Ketika aku melihat kembali berita tersebut, usut punya usut ternyata ada beberapa pemilik wirausaha minimart/hypermart modern yang melakukan komplain kepada satpol pp daerah kelungkung bahwa warung madura dilarang buka 24 jam didaerah tersebut karena mereka (pemilik minimart/hypermart) merasa tersaingi.

Sumber :grup fb warung madura

Nah ini artinya kejadian ini memang sedang terjadi dibali, AKAN TETAPI tidak seluruh bali yang terkena atau ada aturan ini, yang terkena aturan ini hanya ada di daerah yang ada di kabupaten klungkung dan memang hanya spesifik pada daera tersebut saja, nah itu karena ada sebuah aturan atau awig-awig daerah tersebut yang telah dibuat oleh Dinas Koperasi Usaha Kecil Menengah dan Perdanganan (diskopukmp) kabupaten klungkung nomor 13 tahun 2018 pasal 4 yang berbunyi seperti ini :

(1) Jam kerja pelaku usaha minimarket, hypermart, departement store dan supermarket harus sebagai berikut :

a. Hari senin-jumat, buka pukul 10.00 Wita sampai dengan pukul 22.00 Wita

b. Hari Sabtu-Minggu, buka pukul 10.00 Wita sampai dengan pukul 23.00 Wita

(2) Untuk hari besar keagamaan, libur nasional atau hari tutup tahun buku atau tutup tahun akuntansi sampai dengan pukul 00.00 Wita


Nah kamu dapat melihat aturan tersebut lebih jelasnya pada website resmi diskopukmp klungkung sesuai dengan pasal yang sudah diterbitkan tersebut.

Jadi karena dari adanya wacana aturan itu, banyak dari pemilik warung klontong (toko sembako) madura yang bertempat tinggal didaerah tersebut merasa keberatan jika misalnya aturan dilarang buka 24 jam itu dilaksanakan.

Akan tetapi, jika kamu membaca aturan itu secara teliti maka kamu akan melihat bahwa aturan tersebut hanya mengatur tentang minimarket modern agar tidak buka 24 jam, minimal hari senin - jumat buka jam 10 pagi dan tutup sampai jam 10 malam lalu hari sabtu-minggu bisa buka dari jam 10 pagi hingga jam 11 malam, dan untuk hari besar keagamaan, libur nasional, tutup tahun buku atau tutup tahun akuntansi, mereka (toko modern seperti minimart/supermart/hypermart) bisa buka sampai jam 12 malam (maksimal).

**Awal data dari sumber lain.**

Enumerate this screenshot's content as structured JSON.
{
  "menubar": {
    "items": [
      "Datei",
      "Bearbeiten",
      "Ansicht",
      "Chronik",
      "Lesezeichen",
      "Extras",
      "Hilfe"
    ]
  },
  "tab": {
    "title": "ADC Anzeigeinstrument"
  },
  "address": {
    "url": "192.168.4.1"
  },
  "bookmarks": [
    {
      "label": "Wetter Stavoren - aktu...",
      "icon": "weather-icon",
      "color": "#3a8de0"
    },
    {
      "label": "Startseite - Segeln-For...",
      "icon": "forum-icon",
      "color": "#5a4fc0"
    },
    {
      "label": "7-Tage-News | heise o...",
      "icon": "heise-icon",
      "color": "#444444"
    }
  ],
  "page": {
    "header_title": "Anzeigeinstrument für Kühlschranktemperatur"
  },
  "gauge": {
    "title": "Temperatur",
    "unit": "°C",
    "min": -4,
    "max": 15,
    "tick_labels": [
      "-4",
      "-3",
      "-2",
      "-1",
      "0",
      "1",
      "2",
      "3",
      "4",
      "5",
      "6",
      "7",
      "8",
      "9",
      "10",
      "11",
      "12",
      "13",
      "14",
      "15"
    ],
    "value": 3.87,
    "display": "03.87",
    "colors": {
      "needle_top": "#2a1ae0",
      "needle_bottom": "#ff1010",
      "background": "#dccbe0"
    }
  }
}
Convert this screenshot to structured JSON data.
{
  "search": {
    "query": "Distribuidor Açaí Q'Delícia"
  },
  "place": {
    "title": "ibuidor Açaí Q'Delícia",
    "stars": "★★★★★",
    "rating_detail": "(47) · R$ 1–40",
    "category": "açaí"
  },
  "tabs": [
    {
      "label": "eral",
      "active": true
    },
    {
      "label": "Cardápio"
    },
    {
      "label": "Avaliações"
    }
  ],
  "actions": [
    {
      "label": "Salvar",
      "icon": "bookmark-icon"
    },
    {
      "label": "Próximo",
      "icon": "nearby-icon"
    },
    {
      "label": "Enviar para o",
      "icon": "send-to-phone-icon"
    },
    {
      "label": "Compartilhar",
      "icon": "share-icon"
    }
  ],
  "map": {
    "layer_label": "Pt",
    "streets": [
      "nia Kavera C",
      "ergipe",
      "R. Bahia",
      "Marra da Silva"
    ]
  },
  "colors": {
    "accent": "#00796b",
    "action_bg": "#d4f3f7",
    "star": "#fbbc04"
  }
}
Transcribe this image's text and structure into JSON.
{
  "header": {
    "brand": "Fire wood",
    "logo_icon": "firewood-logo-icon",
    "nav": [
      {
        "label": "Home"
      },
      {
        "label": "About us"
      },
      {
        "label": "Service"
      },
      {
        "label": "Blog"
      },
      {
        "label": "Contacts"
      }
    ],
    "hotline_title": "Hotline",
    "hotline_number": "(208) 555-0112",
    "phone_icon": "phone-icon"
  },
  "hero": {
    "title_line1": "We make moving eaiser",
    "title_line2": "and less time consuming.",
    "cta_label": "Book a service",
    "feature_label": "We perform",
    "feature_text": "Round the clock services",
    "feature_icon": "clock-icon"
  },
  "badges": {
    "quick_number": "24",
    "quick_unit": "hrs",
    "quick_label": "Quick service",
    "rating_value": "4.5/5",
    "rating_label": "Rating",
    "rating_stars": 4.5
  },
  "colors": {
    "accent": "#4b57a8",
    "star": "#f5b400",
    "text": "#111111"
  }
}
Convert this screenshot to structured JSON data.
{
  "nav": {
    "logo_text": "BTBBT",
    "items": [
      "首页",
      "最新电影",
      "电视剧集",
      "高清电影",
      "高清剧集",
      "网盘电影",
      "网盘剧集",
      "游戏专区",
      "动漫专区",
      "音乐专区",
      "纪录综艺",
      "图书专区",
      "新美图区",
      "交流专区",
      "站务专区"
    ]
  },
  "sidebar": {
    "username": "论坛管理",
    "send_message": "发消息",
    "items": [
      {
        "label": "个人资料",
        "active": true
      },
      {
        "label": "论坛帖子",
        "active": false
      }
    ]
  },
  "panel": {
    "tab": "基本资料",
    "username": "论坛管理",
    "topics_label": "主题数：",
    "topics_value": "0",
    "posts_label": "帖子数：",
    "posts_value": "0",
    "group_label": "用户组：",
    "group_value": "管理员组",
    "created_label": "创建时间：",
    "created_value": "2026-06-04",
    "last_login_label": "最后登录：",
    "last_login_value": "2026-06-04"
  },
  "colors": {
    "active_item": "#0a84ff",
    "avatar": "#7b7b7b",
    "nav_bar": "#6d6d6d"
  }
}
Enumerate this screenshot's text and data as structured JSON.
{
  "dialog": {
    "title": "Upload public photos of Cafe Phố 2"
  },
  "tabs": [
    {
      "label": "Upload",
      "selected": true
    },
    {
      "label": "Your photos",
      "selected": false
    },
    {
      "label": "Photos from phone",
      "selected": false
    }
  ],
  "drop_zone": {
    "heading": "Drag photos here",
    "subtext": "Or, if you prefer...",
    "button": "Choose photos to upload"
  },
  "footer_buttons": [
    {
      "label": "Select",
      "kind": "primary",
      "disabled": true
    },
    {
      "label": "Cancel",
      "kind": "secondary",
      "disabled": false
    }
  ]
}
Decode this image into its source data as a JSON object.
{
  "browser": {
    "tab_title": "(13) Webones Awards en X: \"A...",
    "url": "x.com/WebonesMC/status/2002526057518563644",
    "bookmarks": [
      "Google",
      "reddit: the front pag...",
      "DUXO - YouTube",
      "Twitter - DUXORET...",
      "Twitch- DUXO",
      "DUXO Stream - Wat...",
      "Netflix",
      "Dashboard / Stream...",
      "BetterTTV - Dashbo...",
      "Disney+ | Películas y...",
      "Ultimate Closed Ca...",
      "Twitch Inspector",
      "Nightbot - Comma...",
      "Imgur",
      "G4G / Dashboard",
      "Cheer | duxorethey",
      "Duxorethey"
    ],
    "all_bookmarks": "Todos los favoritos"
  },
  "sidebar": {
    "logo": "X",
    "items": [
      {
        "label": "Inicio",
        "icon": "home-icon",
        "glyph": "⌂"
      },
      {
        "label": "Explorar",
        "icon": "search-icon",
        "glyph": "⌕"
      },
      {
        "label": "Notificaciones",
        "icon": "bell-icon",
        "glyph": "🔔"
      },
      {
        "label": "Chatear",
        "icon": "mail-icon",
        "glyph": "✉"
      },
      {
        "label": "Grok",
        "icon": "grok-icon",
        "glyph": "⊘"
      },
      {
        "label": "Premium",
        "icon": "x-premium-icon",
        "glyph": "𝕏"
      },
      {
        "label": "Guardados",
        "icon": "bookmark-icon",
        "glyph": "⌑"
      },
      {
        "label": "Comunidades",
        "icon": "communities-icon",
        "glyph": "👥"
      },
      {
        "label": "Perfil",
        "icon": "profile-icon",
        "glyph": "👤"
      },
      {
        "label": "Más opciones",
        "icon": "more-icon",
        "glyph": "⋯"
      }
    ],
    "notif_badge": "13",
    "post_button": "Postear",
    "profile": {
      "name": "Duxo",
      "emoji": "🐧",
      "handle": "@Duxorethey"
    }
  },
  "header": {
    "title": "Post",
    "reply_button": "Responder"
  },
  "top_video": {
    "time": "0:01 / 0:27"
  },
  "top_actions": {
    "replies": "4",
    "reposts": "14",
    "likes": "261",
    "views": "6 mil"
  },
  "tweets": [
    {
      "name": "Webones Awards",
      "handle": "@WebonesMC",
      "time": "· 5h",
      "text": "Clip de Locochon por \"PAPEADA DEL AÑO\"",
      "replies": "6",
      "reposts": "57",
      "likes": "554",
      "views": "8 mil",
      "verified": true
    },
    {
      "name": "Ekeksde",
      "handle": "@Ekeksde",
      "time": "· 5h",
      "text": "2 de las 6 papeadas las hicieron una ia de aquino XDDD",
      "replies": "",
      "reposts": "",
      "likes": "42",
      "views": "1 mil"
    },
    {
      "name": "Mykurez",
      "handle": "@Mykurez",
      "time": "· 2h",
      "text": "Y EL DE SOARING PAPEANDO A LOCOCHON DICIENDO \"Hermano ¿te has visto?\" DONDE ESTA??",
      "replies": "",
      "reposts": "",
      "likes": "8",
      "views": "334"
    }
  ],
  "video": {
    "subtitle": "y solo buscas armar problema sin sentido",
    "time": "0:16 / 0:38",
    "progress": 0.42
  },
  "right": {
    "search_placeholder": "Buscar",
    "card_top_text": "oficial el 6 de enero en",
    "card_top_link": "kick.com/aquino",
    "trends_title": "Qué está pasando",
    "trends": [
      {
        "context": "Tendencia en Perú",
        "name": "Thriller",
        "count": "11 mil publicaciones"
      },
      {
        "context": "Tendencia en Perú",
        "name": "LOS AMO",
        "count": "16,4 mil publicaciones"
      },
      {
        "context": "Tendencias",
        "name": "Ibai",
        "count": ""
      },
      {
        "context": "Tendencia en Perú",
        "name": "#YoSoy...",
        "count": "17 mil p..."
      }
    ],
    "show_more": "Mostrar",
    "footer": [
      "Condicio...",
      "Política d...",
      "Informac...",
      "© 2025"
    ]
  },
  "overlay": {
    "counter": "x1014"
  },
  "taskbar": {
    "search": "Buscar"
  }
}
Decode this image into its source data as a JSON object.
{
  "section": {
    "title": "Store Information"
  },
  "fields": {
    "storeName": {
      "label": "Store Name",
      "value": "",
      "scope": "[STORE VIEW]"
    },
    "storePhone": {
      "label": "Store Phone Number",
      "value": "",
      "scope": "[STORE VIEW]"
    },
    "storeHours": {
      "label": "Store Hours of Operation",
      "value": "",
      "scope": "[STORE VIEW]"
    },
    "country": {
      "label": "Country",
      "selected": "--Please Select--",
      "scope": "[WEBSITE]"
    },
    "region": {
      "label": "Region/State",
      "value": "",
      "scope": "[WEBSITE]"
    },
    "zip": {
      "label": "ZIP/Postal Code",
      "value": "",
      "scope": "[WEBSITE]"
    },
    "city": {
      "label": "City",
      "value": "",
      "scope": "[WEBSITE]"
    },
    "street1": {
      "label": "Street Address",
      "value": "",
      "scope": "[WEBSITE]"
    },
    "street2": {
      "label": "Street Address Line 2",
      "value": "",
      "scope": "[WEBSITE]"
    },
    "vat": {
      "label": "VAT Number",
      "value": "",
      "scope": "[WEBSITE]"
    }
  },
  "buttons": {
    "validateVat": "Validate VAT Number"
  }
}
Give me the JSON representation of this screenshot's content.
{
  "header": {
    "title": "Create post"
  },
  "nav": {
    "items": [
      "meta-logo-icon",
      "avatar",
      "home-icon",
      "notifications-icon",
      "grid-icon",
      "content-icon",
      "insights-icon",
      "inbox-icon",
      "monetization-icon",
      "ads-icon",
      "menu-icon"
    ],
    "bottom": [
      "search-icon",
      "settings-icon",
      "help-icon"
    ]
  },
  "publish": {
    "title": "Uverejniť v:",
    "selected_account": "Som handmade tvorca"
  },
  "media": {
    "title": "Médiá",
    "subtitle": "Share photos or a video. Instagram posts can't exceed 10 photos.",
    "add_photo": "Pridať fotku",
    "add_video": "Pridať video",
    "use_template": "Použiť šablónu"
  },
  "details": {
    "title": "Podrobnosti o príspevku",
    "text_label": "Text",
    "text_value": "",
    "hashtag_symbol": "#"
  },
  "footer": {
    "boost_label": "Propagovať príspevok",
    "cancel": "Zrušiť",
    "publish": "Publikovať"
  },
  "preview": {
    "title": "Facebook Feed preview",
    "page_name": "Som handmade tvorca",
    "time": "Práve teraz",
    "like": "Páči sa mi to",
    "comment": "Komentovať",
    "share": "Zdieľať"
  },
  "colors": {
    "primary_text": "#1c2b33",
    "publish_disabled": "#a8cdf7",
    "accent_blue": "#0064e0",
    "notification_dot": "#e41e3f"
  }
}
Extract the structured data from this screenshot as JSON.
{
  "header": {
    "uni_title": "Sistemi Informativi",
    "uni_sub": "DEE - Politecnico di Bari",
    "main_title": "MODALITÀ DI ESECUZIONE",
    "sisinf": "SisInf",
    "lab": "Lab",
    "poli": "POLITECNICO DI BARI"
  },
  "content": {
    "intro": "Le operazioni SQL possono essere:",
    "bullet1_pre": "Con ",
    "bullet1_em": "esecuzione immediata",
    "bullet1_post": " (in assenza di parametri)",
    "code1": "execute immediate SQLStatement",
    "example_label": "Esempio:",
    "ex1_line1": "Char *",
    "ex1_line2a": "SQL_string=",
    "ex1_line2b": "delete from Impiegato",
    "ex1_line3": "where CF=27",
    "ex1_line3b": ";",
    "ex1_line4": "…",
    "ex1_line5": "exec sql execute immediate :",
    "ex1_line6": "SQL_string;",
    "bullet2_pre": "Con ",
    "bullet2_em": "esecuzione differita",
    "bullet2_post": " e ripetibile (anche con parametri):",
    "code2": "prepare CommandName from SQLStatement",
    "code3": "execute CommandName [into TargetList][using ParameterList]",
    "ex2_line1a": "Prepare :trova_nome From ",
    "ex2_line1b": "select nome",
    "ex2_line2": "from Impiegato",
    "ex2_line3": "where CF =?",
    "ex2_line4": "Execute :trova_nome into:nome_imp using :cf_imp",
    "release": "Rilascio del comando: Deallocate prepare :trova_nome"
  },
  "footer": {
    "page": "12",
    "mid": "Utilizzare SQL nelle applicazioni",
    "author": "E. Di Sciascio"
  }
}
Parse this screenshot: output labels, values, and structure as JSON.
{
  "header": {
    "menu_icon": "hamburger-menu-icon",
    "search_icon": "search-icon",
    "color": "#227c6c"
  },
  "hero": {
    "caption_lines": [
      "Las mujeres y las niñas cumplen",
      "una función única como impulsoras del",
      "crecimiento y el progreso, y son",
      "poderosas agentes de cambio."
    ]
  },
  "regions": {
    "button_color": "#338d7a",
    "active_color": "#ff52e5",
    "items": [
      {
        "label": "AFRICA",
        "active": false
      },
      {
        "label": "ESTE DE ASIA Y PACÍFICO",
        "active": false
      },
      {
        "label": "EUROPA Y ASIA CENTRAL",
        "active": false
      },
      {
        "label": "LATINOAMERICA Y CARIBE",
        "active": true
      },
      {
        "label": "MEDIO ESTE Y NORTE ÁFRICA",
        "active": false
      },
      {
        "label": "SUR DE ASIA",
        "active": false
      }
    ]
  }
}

Nah untuk warung madura atau warung jawa atau warung bali (UMKM) itu dapat buka hingga 24 jam, karena memang tidak ada aturan yang mengatur hal tersebut didalam aturan diskopukmp klungkung itu sendiri.

Mungkin aku akan berkaca di daerahku saja tepatnya dibadung, dibadung sendiri tidak pernah ada wacana jam buka ataupun tutup sebuah warung UMKM, karena memang diskopukmp badung tidak pernah mengatur hal tersebut, bisa kamu check diskopukmp badung sendiri.

Adanya warung madura atau warung klontong yang buka sampai 24 jam pun tentu sangat amat membantu orang-orang yang memang tidak memiliki waktu dipagi ataupun siang hari untuk berbelanja kebutuhannya sehari-hari, terkadang ada beberapa orang yang memang keluar pada saat tengah malam untuk sekedar membeli kopi, rokok, air galon yang habis bahkan gas yang habis ataupun membeli pulsa atau pulsa listrik jika rumah atau kost-kost'annya memakai system token listrik.

Jadi tentu saja, jika wacana tentang aturan tersebut di-realisasikan maka akan sulit ter-realisasi nantinya, mengingat warung madura itu bagian dari UMKM, UMKM mau dimatikan perlahan, ya tentu saja negeri ini bisa saja chaos karena tidak adanya pertumbuhan ekonomi dari UMKM kecil seperti warung klontong/toko sembako.

Penutup 


Mungkin segitu saja hal yang bisa aku jelaskan ke kamu tentang hal yang viral ini, kamu tentu bisa mengambil ataupun memetik hikmah dari kasus ini dan semoga tidak ada aturan-aturan yang memberatkan UMKM kita, jika sangat amat memberatkan maka tonggak ekonomi negeri ini mungkin akan mengalami masalah serius.